Trump deu apoio público e irrefutável à entrada do Brasil na OCDE. Mas já havia feito isso bem antes com a Argentina. Gosta de Macri e era amigo de Franco, o pai de Mauricio. É pessoal.
2) Em maio, durante a conferência anual de ministros dos países-membros, o diretor-geral da OCDE, Ángel Gurría, montou um plano de entrada gradual: ARGENTINA e ROMÊNIA na frente, depois o Brasil e o Peru, finalmente Croácia e Bulgária — todos os atuais candidatos.
3) EUA e UE têm visões distintas.
UE querem uma ampliação robusta da OCDE. É algo meio óbvio: uma organização econômica internacional continuará sendo importante sem China, Rússia, Índia, Brasil?
Só que os europeus (espertinhos) querem manter sua predominância na organização.
4) Os EUA temem que a OCDE vire uma espécie de "ONU da economia": uma organização inchada, desfuncional, com debates inócuos.
O governo Trump é antiglobalista, despreza instituições multilaterais. E, como já ouvi em Washington, nem entende esse interesse todo do Brasil na OCDE.
5) O Brasil já aderiu voluntariamente a 72 dos 248 instrumentos legais e normativas da OCDE. Outros 135 estão em análise. Nenhum outro candidato fez mais.
Isso é bom. Muitos chamam a OCDE de "clube de países ricos". Não é. É um clube de boas práticas. Brasil está no bom caminho.
6) EUA querem dar um empurrão na candidatura argentina porque acham que isso pode ser um último trunfo de Macri na corrida eleitoral. Besteira de americano. Se ele subir um palanque montado na Bombonera e disser que a Argentina entrou na OCDE, vai ser vaiado.
7) Por tudo isso, é um erro estratégico dos EUA dar apoio explícito à Argentina e à Romênia, e não. Mas os EUA não deixaram de apoiar o Brasil. Só não deram apoio imediato.
De qualquer forma, volto ao ponto de antes: é frustrante, sim.

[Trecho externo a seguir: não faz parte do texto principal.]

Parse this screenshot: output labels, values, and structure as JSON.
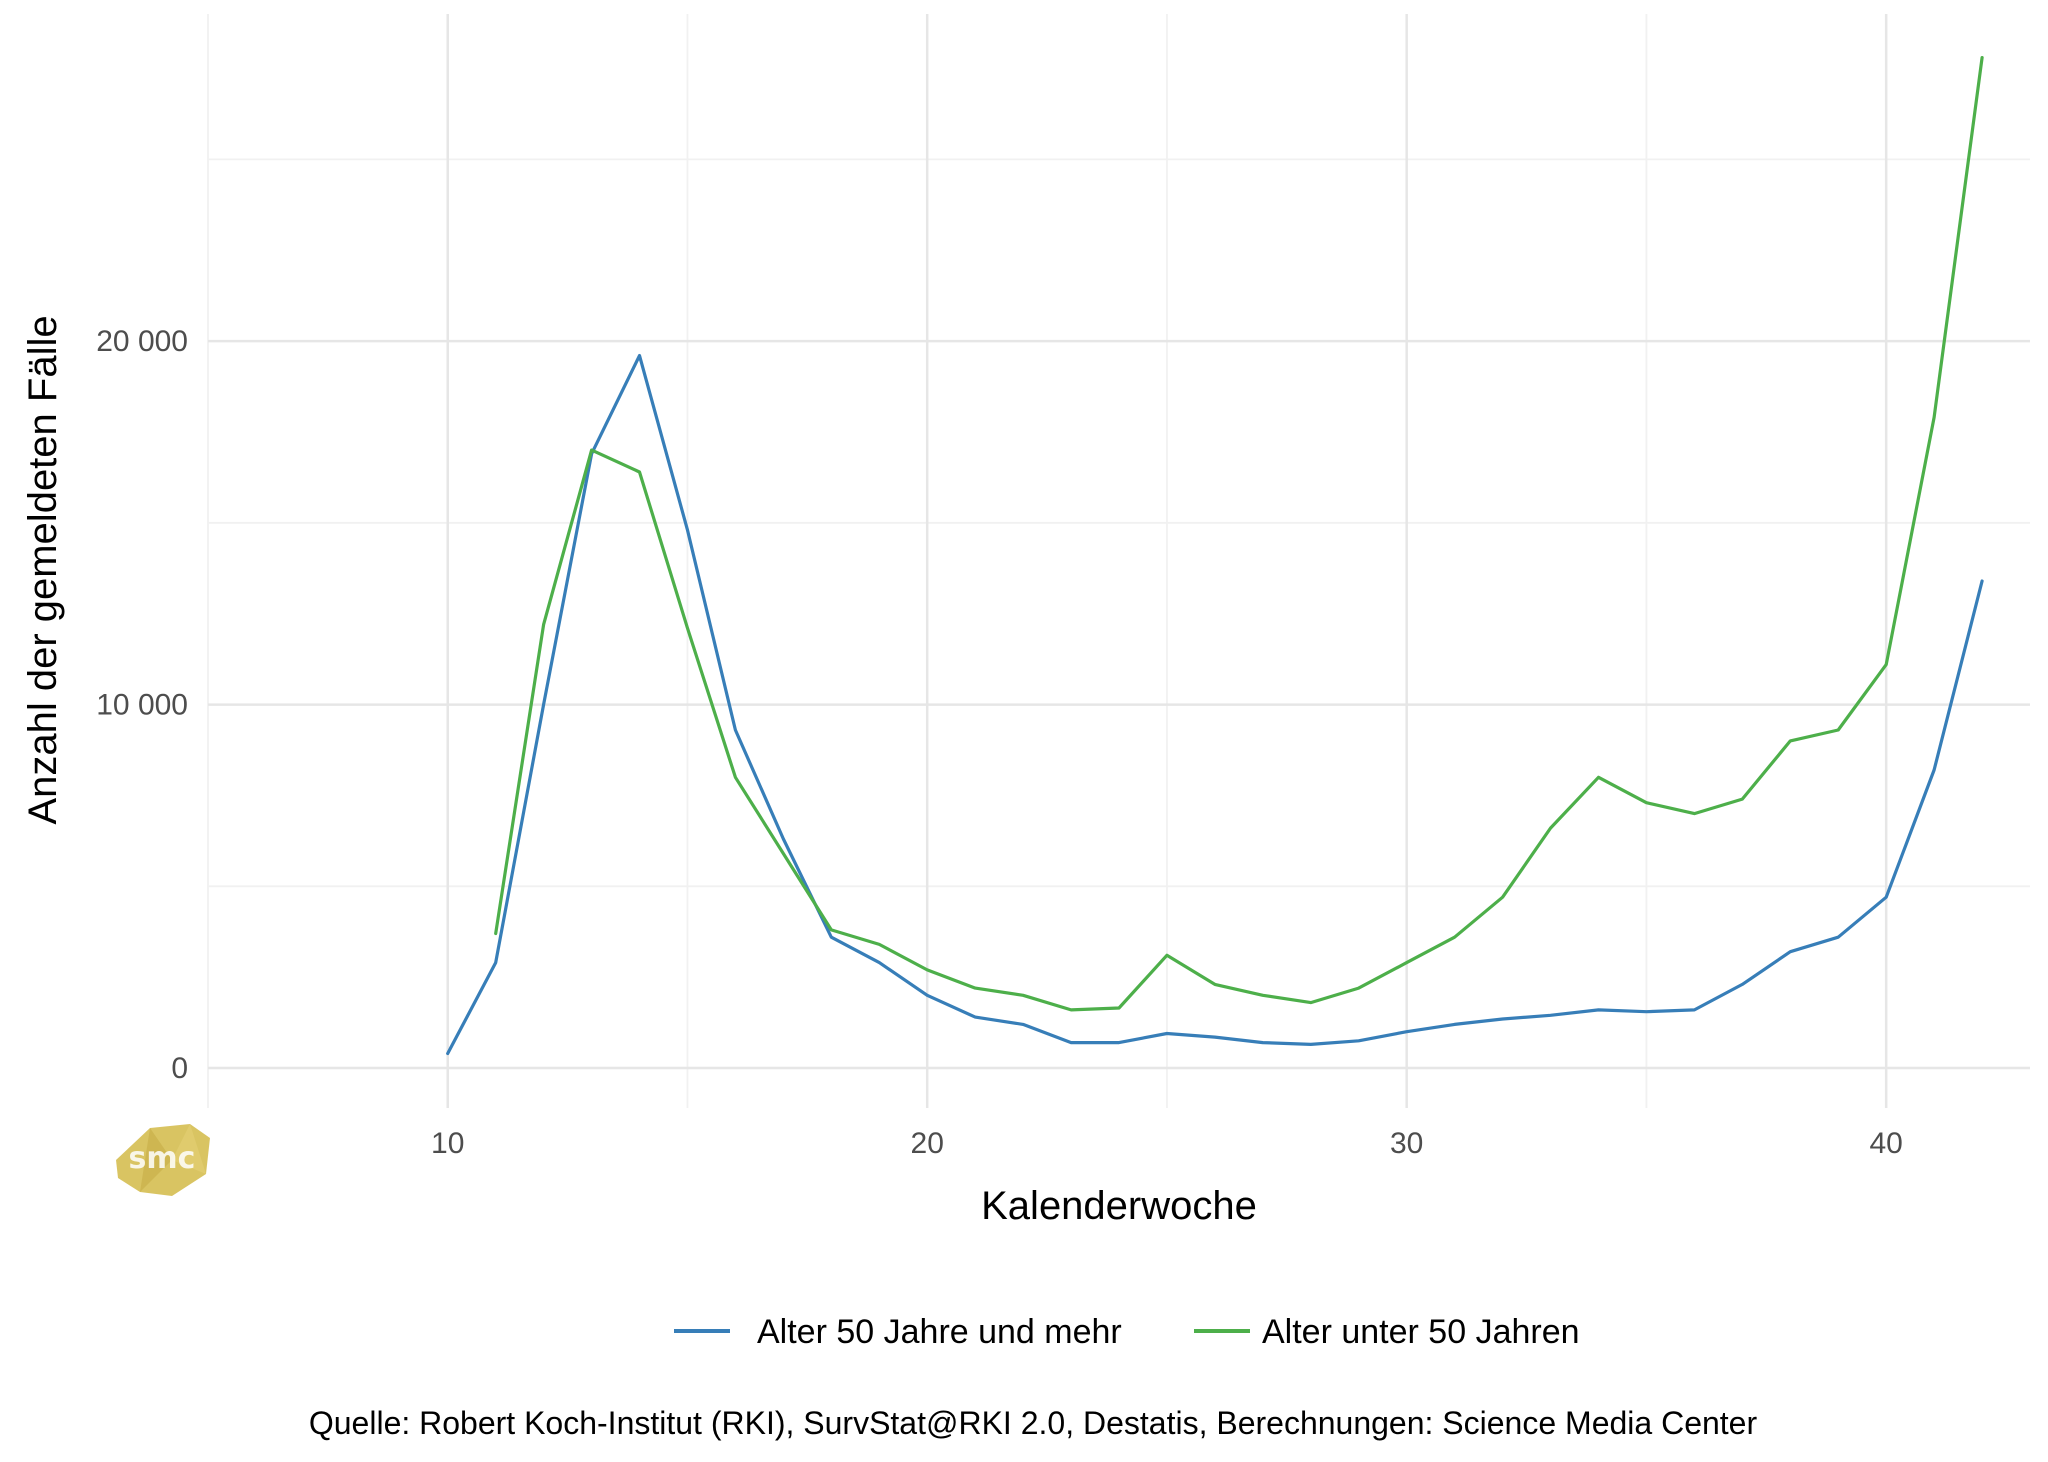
{
  "chart_data": {
    "type": "line",
    "xlabel": "Kalenderwoche",
    "ylabel": "Anzahl der gemeldeten Fälle",
    "xlim": [
      5,
      43
    ],
    "ylim": [
      -1100,
      29000
    ],
    "x_ticks": [
      10,
      20,
      30,
      40
    ],
    "y_ticks": [
      0,
      10000,
      20000
    ],
    "y_tick_labels": [
      "0",
      "10 000",
      "20 000"
    ],
    "grid": true,
    "legend_position": "bottom",
    "caption": "Quelle: Robert Koch-Institut (RKI), SurvStat@RKI 2.0, Destatis, Berechnungen: Science Media Center",
    "logo_text": "smc",
    "series": [
      {
        "name": "Alter 50 Jahre und mehr",
        "color": "#377eb8",
        "x": [
          10,
          11,
          12,
          13,
          14,
          15,
          16,
          17,
          18,
          19,
          20,
          21,
          22,
          23,
          24,
          25,
          26,
          27,
          28,
          29,
          30,
          31,
          32,
          33,
          34,
          35,
          36,
          37,
          38,
          39,
          40,
          41,
          42
        ],
        "values": [
          400,
          2900,
          10000,
          16900,
          19600,
          14800,
          9300,
          6300,
          3600,
          2900,
          2000,
          1400,
          1200,
          700,
          700,
          950,
          850,
          700,
          650,
          750,
          1000,
          1200,
          1350,
          1450,
          1600,
          1550,
          1600,
          2300,
          3200,
          3600,
          4700,
          8200,
          13400
        ]
      },
      {
        "name": "Alter unter 50 Jahren",
        "color": "#4daf4a",
        "x": [
          11,
          12,
          13,
          14,
          15,
          16,
          17,
          18,
          19,
          20,
          21,
          22,
          23,
          24,
          25,
          26,
          27,
          28,
          29,
          30,
          31,
          32,
          33,
          34,
          35,
          36,
          37,
          38,
          39,
          40,
          41,
          42
        ],
        "values": [
          3700,
          12200,
          17000,
          16400,
          12100,
          8000,
          5900,
          3800,
          3400,
          2700,
          2200,
          2000,
          1600,
          1650,
          3100,
          2300,
          2000,
          1800,
          2200,
          2900,
          3600,
          4700,
          6600,
          8000,
          7300,
          7000,
          7400,
          9000,
          9300,
          11100,
          17900,
          27800
        ]
      }
    ]
  }
}
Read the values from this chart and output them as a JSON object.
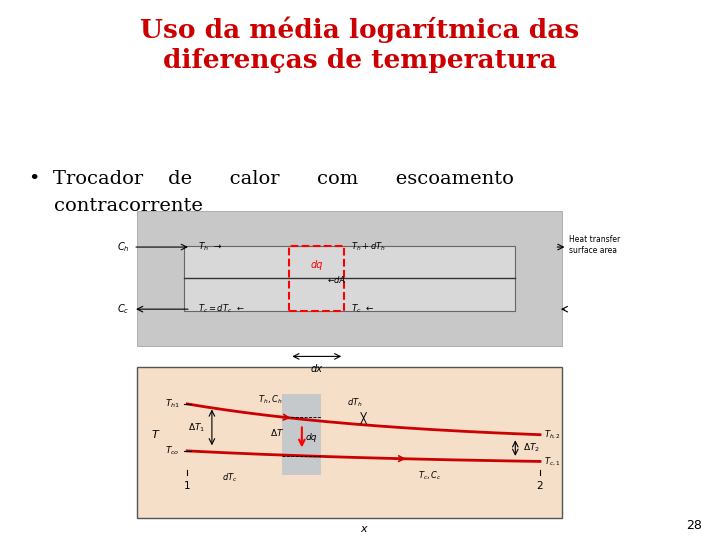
{
  "title_line1": "Uso da média logarítmica das",
  "title_line2": "diferenças de temperatura",
  "title_color": "#cc0000",
  "title_fontsize": 19,
  "bullet_text_line1": "Trocador    de      calor      com      escoamento",
  "bullet_text_line2": "contracorrente",
  "bullet_fontsize": 14,
  "bg_color": "#ffffff",
  "page_number": "28",
  "diagram1_outer_bg": "#c8c8c8",
  "diagram1_inner_bg": "#d8d8d8",
  "diagram2_bg": "#f5dfc8",
  "strip_color": "#a0b8d0",
  "hot_color": "#cc0000",
  "cold_color": "#cc0000"
}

8) O Brasil foi precipitado e abriu mão do tratamento especial e diferenciado para países emergentes na OMC. Era a contrapartida assumida por Bolsonaro em troca do apoio de Trump. Foi precipitado. Outros não fizeram isso. Convinha esperar.
9) Vamos ser sinceros? Os governos Temer e Bolsonaro dão importância exagerada à OCDE. É bom fazer parte dela? Provavelmente sim. Vale tanto esforço? Não.
Nenhum país perde investimento por estar fora da OCDE. Que o diga a China. Que o diga o próprio Brasil de FHC e Lula.